Łysiak jest defensywnym pomocnikiem. Jego najmocniejszymi atutami zdecydowanie są długie podania i znakomity drybling. Zdaję sobie też sprawę, że a propos dryblingu pisałem wcześniej o Wiktorze Nowaku, natomiast pomocnik Stali Rzeszów to jest inny poziom. 90% skuteczność pojedynków robi wrażenie. Wracając jednak do podań – 20-latek pomimo braku asyst, jest niesamowitym kreatorem. Rzadko zdarza mu się zagrać piłkę niecelnie, a często decyduje się na nieoczywiste wybory.
W takim razie w jakim klubie bym go widziałbym? Moim zdaniem Łysiak byłby idealnym następcą Fredrika Ulvestada w Pogoni Szczecin. Norweg ma 32 lata i półtora roczny kontrakt. To oznaczałoby, że Karol ma cały, pełny sezon, żeby wpasować się do gry „Portowców”.
Bartłomiej Barański
Ruch Chorzów
Pozycja: środkowy pomcnik
Rocznik: 2006
Barański pomimo tego, że gra w środku pola, jest kluczową postacią w ofensywie chorzowskiej drużyny. Często szuka nieszablonowych rozwiązań, takich jak prostopadłe podania za linię obrony. Jest graczem, który lubi brać odpowiedzialność za grę w kluczowych momentach, co czyni go liderem na boisku. Jego ruch bez piłki sprawia, że jest trudny do krycia, a umiejętność gry na małej przestrzeni wyróżnia go na tle innych zawodników w lidze.
Warto dodać że 18-latek w tym sezonie popisał się aż pięcioma trafieniami.

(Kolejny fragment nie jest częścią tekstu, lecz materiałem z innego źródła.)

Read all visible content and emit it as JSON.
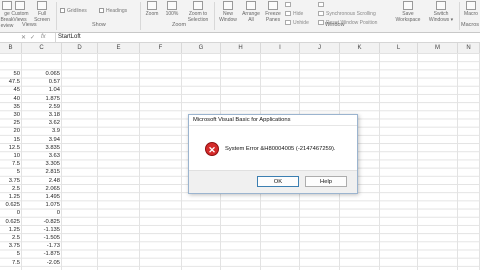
{
  "ribbon": {
    "views": {
      "page_break": "ge Break",
      "page_break2": "eview",
      "custom_views": "Custom",
      "custom_views2": "Views",
      "full_screen": "Full",
      "full_screen2": "Screen",
      "group": "Views"
    },
    "show": {
      "gridlines": "Gridlines",
      "headings": "Headings",
      "group": "Show"
    },
    "zoom": {
      "zoom": "Zoom",
      "hundred": "100%",
      "to_selection": "Zoom to",
      "to_selection2": "Selection",
      "group": "Zoom"
    },
    "window": {
      "new_window": "New",
      "new_window2": "Window",
      "arrange_all": "Arrange",
      "arrange_all2": "All",
      "freeze": "Freeze",
      "freeze2": "Panes",
      "hide": "Hide",
      "unhide": "Unhide",
      "sync": "Synchronous Scrolling",
      "reset": "Reset Window Position",
      "group": "Window"
    },
    "save_ws": "Save",
    "save_ws2": "Workspace",
    "switch": "Switch",
    "switch2": "Windows",
    "macros": "Macro",
    "macros_group": "Macros"
  },
  "formula_bar": {
    "value": "StartLoft"
  },
  "columns": [
    "B",
    "C",
    "D",
    "E",
    "F",
    "G",
    "H",
    "I",
    "J",
    "K",
    "L",
    "M",
    "N"
  ],
  "col_b": [
    "50",
    "47.5",
    "45",
    "40",
    "35",
    "30",
    "25",
    "20",
    "15",
    "12.5",
    "10",
    "7.5",
    "5",
    "3.75",
    "2.5",
    "1.25",
    "0.625",
    "0",
    "0.625",
    "1.25",
    "2.5",
    "3.75",
    "5",
    "7.5"
  ],
  "col_c": [
    "0.065",
    "0.57",
    "1.04",
    "1.875",
    "2.59",
    "3.18",
    "3.62",
    "3.9",
    "3.94",
    "3.835",
    "3.63",
    "3.305",
    "2.815",
    "2.48",
    "2.065",
    "1.495",
    "1.075",
    "0",
    "-0.825",
    "-1.135",
    "-1.505",
    "-1.73",
    "-1.875",
    "-2.05"
  ],
  "dialog": {
    "title": "Microsoft Visual Basic for Applications",
    "message": "System Error &H80004005 (-2147467259).",
    "ok": "OK",
    "help": "Help"
  }
}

Mogę się założyć, że Barański trafi w przyszłym sezonie do Ekstraklasy. Opcje są jednak dwie. Pierwsza to awans z Ruchem. Druga to po prostu transfer. Myślę, że 18-latek nie powinien narzekać na brak zainteresowania. Młody piłkarz jest wszechstronny. Potrafi zagrać jako „ósemka”, ale też jako „dziesiątka”.
Gdzie zatem pasowałby Bartłomiej Barański? Najbliżej mu może być do Widzewa Łódź. Zespół prowadzony przez Daniela Myśliwca gra w podobnym systemie co Ruch. Do tego dochodzi fakt, że drużyna z Łodzi nie posiada klasowych młodzieżowców w środku pola.

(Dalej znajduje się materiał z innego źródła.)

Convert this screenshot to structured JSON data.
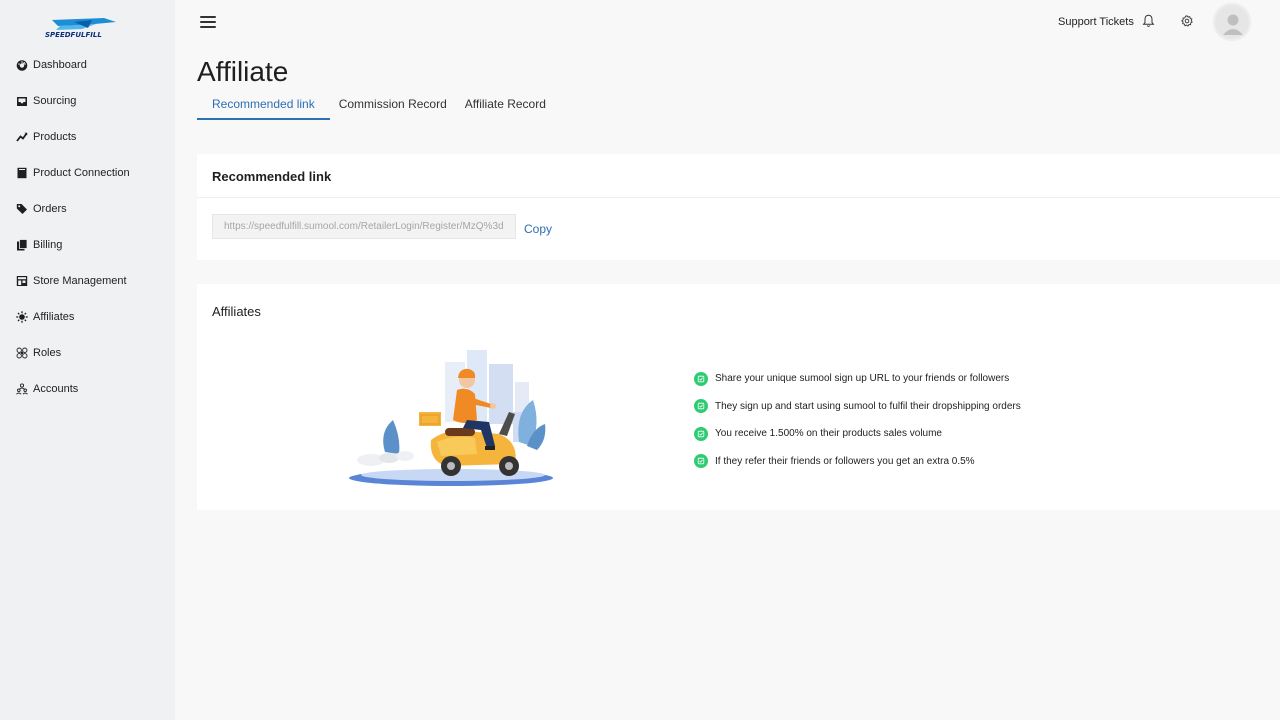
{
  "brand": {
    "logo_text": "SPEEDFULFILL",
    "accent_color": "#2d6fb3",
    "logo_colors": [
      "#1c8ed6",
      "#0b2f79"
    ]
  },
  "sidebar": {
    "items": [
      {
        "label": "Dashboard",
        "icon": "dashboard-icon"
      },
      {
        "label": "Sourcing",
        "icon": "inbox-icon"
      },
      {
        "label": "Products",
        "icon": "trend-icon"
      },
      {
        "label": "Product Connection",
        "icon": "book-icon"
      },
      {
        "label": "Orders",
        "icon": "tags-icon"
      },
      {
        "label": "Billing",
        "icon": "copy-icon"
      },
      {
        "label": "Store Management",
        "icon": "store-icon"
      },
      {
        "label": "Affiliates",
        "icon": "sun-icon"
      },
      {
        "label": "Roles",
        "icon": "roles-icon"
      },
      {
        "label": "Accounts",
        "icon": "accounts-icon"
      }
    ]
  },
  "header": {
    "support_label": "Support Tickets",
    "icons": [
      "menu-icon",
      "bell-icon",
      "gear-icon",
      "avatar-icon"
    ]
  },
  "page": {
    "title": "Affiliate",
    "tabs": [
      {
        "label": "Recommended link",
        "active": true
      },
      {
        "label": "Commission Record",
        "active": false
      },
      {
        "label": "Affiliate Record",
        "active": false
      }
    ]
  },
  "recommended": {
    "heading": "Recommended link",
    "url": "https://speedfulfill.sumool.com/RetailerLogin/Register/MzQ%3d",
    "copy_label": "Copy"
  },
  "affiliates": {
    "heading": "Affiliates",
    "check_color": "#2ecc71",
    "benefits": [
      "Share your unique sumool sign up URL to your friends or followers",
      "They sign up and start using sumool to fulfil their dropshipping orders",
      "You receive 1.500% on their products sales volume",
      "If they refer their friends or followers you get an extra 0.5%"
    ]
  }
}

Kilka dni temu pojawiły się spekulacje, że pomocnik Ruchu znalazł się na radarach Motoru Lublin oraz Rakowa Częstochowa.
Szymon Kądziołka
Stal Rzeszów
Pozycja: środkowy pomocnik
Rocznik: 2006
Kądziołka charakteryzuje się odwagą w podejmowaniu decyzji i kreatywnością w ofensywie. Często inicjuje akcje zaczepne, wykorzystując swoje umiejętności techniczne i szybkość. Jego ruchliwość i zdolność do gry kombinacyjnej sprawiają, że jest trudnym przeciwnikiem dla obrońców. Potrafi też znaleźć się w odpowiednim miejscu i czasie, co przekłada się na zdolność do zdobywania bramek w kluczowych momentach meczu.
Choć w Ekstraklasie ciężko znaleźć drużynę, która z przodu gra podobnie do Stali, to sam piłkarz nie powinien mieć problemu z adaptacją nowego systemu.

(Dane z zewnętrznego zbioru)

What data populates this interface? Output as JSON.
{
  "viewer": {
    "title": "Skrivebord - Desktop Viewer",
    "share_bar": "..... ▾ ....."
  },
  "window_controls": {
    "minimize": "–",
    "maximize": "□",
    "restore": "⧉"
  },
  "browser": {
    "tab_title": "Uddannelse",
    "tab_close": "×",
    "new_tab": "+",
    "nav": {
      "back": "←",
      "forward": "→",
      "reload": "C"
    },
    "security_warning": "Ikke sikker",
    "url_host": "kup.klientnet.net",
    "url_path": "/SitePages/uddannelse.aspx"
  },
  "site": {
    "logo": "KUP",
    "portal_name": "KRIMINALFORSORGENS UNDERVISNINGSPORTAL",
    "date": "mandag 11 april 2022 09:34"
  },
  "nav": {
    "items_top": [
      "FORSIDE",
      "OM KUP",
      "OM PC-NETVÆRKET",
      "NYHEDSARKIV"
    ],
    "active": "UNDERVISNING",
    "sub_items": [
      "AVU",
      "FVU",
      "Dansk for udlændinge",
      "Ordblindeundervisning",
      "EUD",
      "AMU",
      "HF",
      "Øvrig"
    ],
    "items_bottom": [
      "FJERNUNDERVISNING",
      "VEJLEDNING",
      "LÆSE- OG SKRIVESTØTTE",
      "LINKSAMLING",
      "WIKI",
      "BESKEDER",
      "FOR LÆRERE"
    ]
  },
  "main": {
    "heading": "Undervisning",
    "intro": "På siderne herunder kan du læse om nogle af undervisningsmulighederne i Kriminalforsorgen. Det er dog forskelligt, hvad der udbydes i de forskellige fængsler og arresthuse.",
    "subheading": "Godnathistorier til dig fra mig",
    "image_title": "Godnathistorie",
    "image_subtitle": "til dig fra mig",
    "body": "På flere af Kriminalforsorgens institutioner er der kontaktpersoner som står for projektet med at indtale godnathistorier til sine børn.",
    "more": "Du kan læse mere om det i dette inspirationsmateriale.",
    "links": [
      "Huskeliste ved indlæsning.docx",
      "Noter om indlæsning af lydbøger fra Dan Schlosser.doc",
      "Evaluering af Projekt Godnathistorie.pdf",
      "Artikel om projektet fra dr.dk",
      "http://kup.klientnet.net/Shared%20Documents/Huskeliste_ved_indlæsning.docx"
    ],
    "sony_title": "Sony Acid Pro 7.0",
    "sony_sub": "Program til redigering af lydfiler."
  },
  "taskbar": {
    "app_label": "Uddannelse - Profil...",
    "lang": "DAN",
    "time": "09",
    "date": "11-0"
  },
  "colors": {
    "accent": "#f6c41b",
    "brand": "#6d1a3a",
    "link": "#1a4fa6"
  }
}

Jego umiejętności pozwoliłby mu wpasować się w system taki drużyn jak Śląsk czy Puszcza. Jedyną przeszkodą byłby ewentualny spadek którejś z tych drużyn. Przy czym spadek WKS-u wydaje się być dość mocno prawdopodobny.
Paweł Kruszelnicki
Zagłębie Lubin II
Pozycja: skrzydłowy
Rocznik: 2003
Opis tego piłkarza pozwolę sobie zacząć od pytania. Dlaczego on gra w rezerwach, a nie pierwszym zespole Zagłębia Lubin? Paweł Kruszelnicki w tym sezonie, pomimo fatalnej gry rezerw Zagłębia, jest jednym z niewielu, którzy grają na wysokim poziomie. 21-latek zdobył 7 bramek i zaliczył 5 asyst w 18 meczach.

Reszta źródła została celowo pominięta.